Associate Professor of History, Duke Kunshan University
Associate Dean for Academic Services, Duke Kunshan University
Kolleen M. Guy is a historian of transnational culture whose research examines how ideas, commodities, and displaced communities move across borders to create new forms of identity and belonging. Her scholarship spans global food history, wine studies, and the history of human rights and statelessness. She is the co-editor of Statelessness after Arendt: European Refugees in China and the Pacific in the Second World War (2025), which extends Hannah Arendt’s insights by illuminating the global dimensions of statelessness and the emotional and political strategies refugees forged in Asia and the Pacific. Her award-winning book When Champagne Became French established her early contributions to food and identity studies, and her current monograph,“The Taste of Landscape: Food and the Meaning of Place in Global Markets,” traces how terroir evolved from a French cultural idiom into a global framework shaping food regulation, authenticity, and environmental governance. Together with her other manuscript project,“The Parapolitics of Empathy,” these works reflect her commitment to understanding how cultural practices, moral concepts, and material landscapes shape memory, community, and global interconnection.
Guy’s teaching philosophy is grounded in the conviction that rigorous scholarship and transformative pedagogy are mutually reinforcing. She teaches widely in transnational history, including courses on refugees and statelessness, historical methods, global food systems, and the cultural representation of war. Her classes emphasize inquiry-driven learning, close engagement with archives and material culture, reflective writing, and experiential fieldwork in museums and memory sites. Drawing directly from her research, she guides students in examining how historical narratives are constructed, how communities respond to rupture, and how ethical and political ideas take shape across borders. Known for her mentorship and interdisciplinary teaching, she inspires students to become analytical thinkers and globally engaged scholars.

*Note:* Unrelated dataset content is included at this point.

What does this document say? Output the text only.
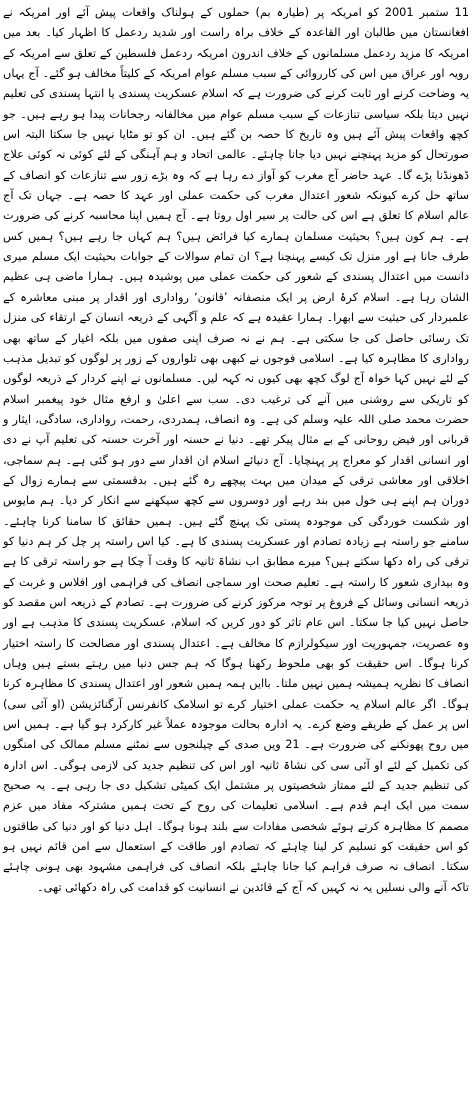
11 ستمبر 2001 کو امریکہ پر (طیارہ بم) حملوں کے ہولناک واقعات پیش آئے اور امریکہ نے افغانستان میں طالبان اور القاعدہ کے خلاف براہ راست اور شدید ردعمل کا اظہار کیا۔ بعد میں امریکہ کا مزید ردعمل مسلمانوں کے خلاف اندرون امریکہ ردعمل فلسطین کے تعلق سے امریکہ کے رویہ اور عراق میں اس کی کارروائی کے سبب مسلم عوام امریکہ کے کلیتاً مخالف ہو گئے۔ آج یہاں یہ وضاحت کرنے اور ثابت کرنے کی ضرورت ہے کہ اسلام عسکریت پسندی یا انتہا پسندی کی تعلیم نہیں دیتا بلکہ سیاسی تنازعات کے سبب مسلم عوام میں مخالفانہ رجحانات پیدا ہو رہے ہیں۔ جو کچھ واقعات پیش آئے ہیں وہ تاریخ کا حصہ بن گئے ہیں۔ ان کو تو مٹایا نہیں جا سکتا البتہ اس صورتحال کو مزید پہنچنے نہیں دیا جانا چاہئے۔ عالمی اتحاد و ہم آہنگی کے لئے کوئی نہ کوئی علاج ڈھونڈنا پڑے گا۔ عہد حاضر آج مغرب کو آواز دے رہا ہے کہ وہ بڑے زور سے تنازعات کو انصاف کے ساتھ حل کرے کیونکہ شعور اعتدال مغرب کی حکمت عملی اور عہد کا حصہ ہے۔ جہاں تک آج عالم اسلام کا تعلق ہے اس کی حالت پر سیر اول روتا ہے۔ آج ہمیں اپنا محاسبہ کرنے کی ضرورت ہے۔ ہم کون ہیں؟ بحیثیت مسلمان ہمارے کیا فرائض ہیں؟ ہم کہاں جا رہے ہیں؟ ہمیں کس طرف جانا ہے اور منزل تک کیسے پہنچنا ہے؟ ان تمام سوالات کے جوابات بحیثیت ایک مسلم میری دانست میں اعتدال پسندی کے شعور کی حکمت عملی میں پوشیدہ ہیں۔ ہمارا ماضی ہی عظیم الشان رہا ہے۔ اسلام کرۂ ارض پر ایک منصفانہ ’قانون‘ رواداری اور اقدار پر مبنی معاشرہ کے علمبردار کی حیثیت سے ابھرا۔ ہمارا عقیدہ ہے کہ علم و آگہی کے ذریعہ انسان کے ارتقاء کی منزل تک رسائی حاصل کی جا سکتی ہے۔ ہم نے نہ صرف اپنی صفوں میں بلکہ اغیار کے ساتھ بھی رواداری کا مظاہرہ کیا ہے۔ اسلامی فوجوں نے کبھی بھی تلواروں کے زور پر لوگوں کو تبدیل مذہب کے لئے نہیں کہا خواہ آج لوگ کچھ بھی کیوں نہ کہہ لیں۔ مسلمانوں نے اپنے کردار کے ذریعہ لوگوں کو تاریکی سے روشنی میں آنے کی ترغیب دی۔ سب سے اعلیٰ و ارفع مثال خود پیغمبر اسلام حضرت محمد صلی اللہ علیہ وسلم کی ہے۔ وہ انصاف، ہمدردی، رحمت، رواداری، سادگی، ایثار و قربانی اور فیض روحانی کے بے مثال پیکر تھے۔ دنیا نے حسنہ اور آخرت حسنہ کی تعلیم آپ نے دی اور انسانی اقدار کو معراج پر پہنچایا۔ آج دنیائے اسلام ان اقدار سے دور ہو گئی ہے۔ ہم سماجی، اخلاقی اور معاشی ترقی کے میدان میں بہت پیچھے رہ گئے ہیں۔ بدقسمتی سے ہمارے زوال کے دوران ہم اپنے ہی خول میں بند رہے اور دوسروں سے کچھ سیکھنے سے انکار کر دیا۔ ہم مایوس اور شکست خوردگی کی موجودہ پستی تک پہنچ گئے ہیں۔ ہمیں حقائق کا سامنا کرنا چاہئے۔ سامنے جو راستہ ہے زیادہ تصادم اور عسکریت پسندی کا ہے۔ کیا اس راستہ پر چل کر ہم دنیا کو ترقی کی راہ دکھا سکتے ہیں؟ میرے مطابق اب نشاۃ ثانیہ کا وقت آ چکا ہے جو راستہ ترقی کا ہے وہ بیداری شعور کا راستہ ہے۔ تعلیم صحت اور سماجی انصاف کی فراہمی اور افلاس و غربت کے ذریعہ انسانی وسائل کے فروغ پر توجہ مرکوز کرنے کی ضرورت ہے۔ تصادم کے ذریعہ اس مقصد کو حاصل نہیں کیا جا سکتا۔ اس عام تاثر کو دور کریں کہ اسلام، عسکریت پسندی کا مذہب ہے اور وہ عصریت، جمہوریت اور سیکولرازم کا مخالف ہے۔ اعتدال پسندی اور مصالحت کا راستہ اختیار کرنا ہوگا۔ اس حقیقت کو بھی ملحوظ رکھنا ہوگا کہ ہم جس دنیا میں رہتے بستے ہیں وہاں انصاف کا نظریہ ہمیشہ ہمیں نہیں ملتا۔ باایں ہمہ ہمیں شعور اور اعتدال پسندی کا مظاہرہ کرنا ہوگا۔ اگر عالم اسلام یہ حکمت عملی اختیار کرے تو اسلامک کانفرنس آرگنائزیشن (او آئی سی) اس پر عمل کے طریقے وضع کرے۔ یہ ادارہ بحالت موجودہ عملاً غیر کارکرد ہو گیا ہے۔ ہمیں اس میں روح پھونکنے کی ضرورت ہے۔ 21 ویں صدی کے چیلنجوں سے نمٹنے مسلم ممالک کی امنگوں کی تکمیل کے لئے او آئی سی کی نشاۃ ثانیہ اور اس کی تنظیم جدید کی لازمی ہوگی۔ اس ادارہ کی تنظیم جدید کے لئے ممتاز شخصیتوں پر مشتمل ایک کمیٹی تشکیل دی جا رہی ہے۔ یہ صحیح سمت میں ایک اہم قدم ہے۔ اسلامی تعلیمات کی روح کے تحت ہمیں مشترکہ مفاد میں عزم مصمم کا مظاہرہ کرتے ہوئے شخصی مفادات سے بلند ہونا ہوگا۔ اہل دنیا کو اور دنیا کی طاقتوں کو اس حقیقت کو تسلیم کر لینا چاہئے کہ تصادم اور طاقت کے استعمال سے امن قائم نہیں ہو سکتا۔ انصاف نہ صرف فراہم کیا جانا چاہئے بلکہ انصاف کی فراہمی مشہود بھی ہونی چاہئے تاکہ آنے والی نسلیں یہ نہ کہیں کہ آج کے قائدین نے انسانیت کو قدامت کی راہ دکھائی تھی۔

Guy received her Ph.D. in History from Indiana University Bloomington. She earned her M.A. in History from Northern Illinois University in 1989 and her B.A. in History and English from North Central College in 1985. Before joining Duke Kunshan University, she served for over two decades on the faculty of the University of Texas at San Antonio, where she held the Ricardo Romo Distinguished Professorship in the Honors College.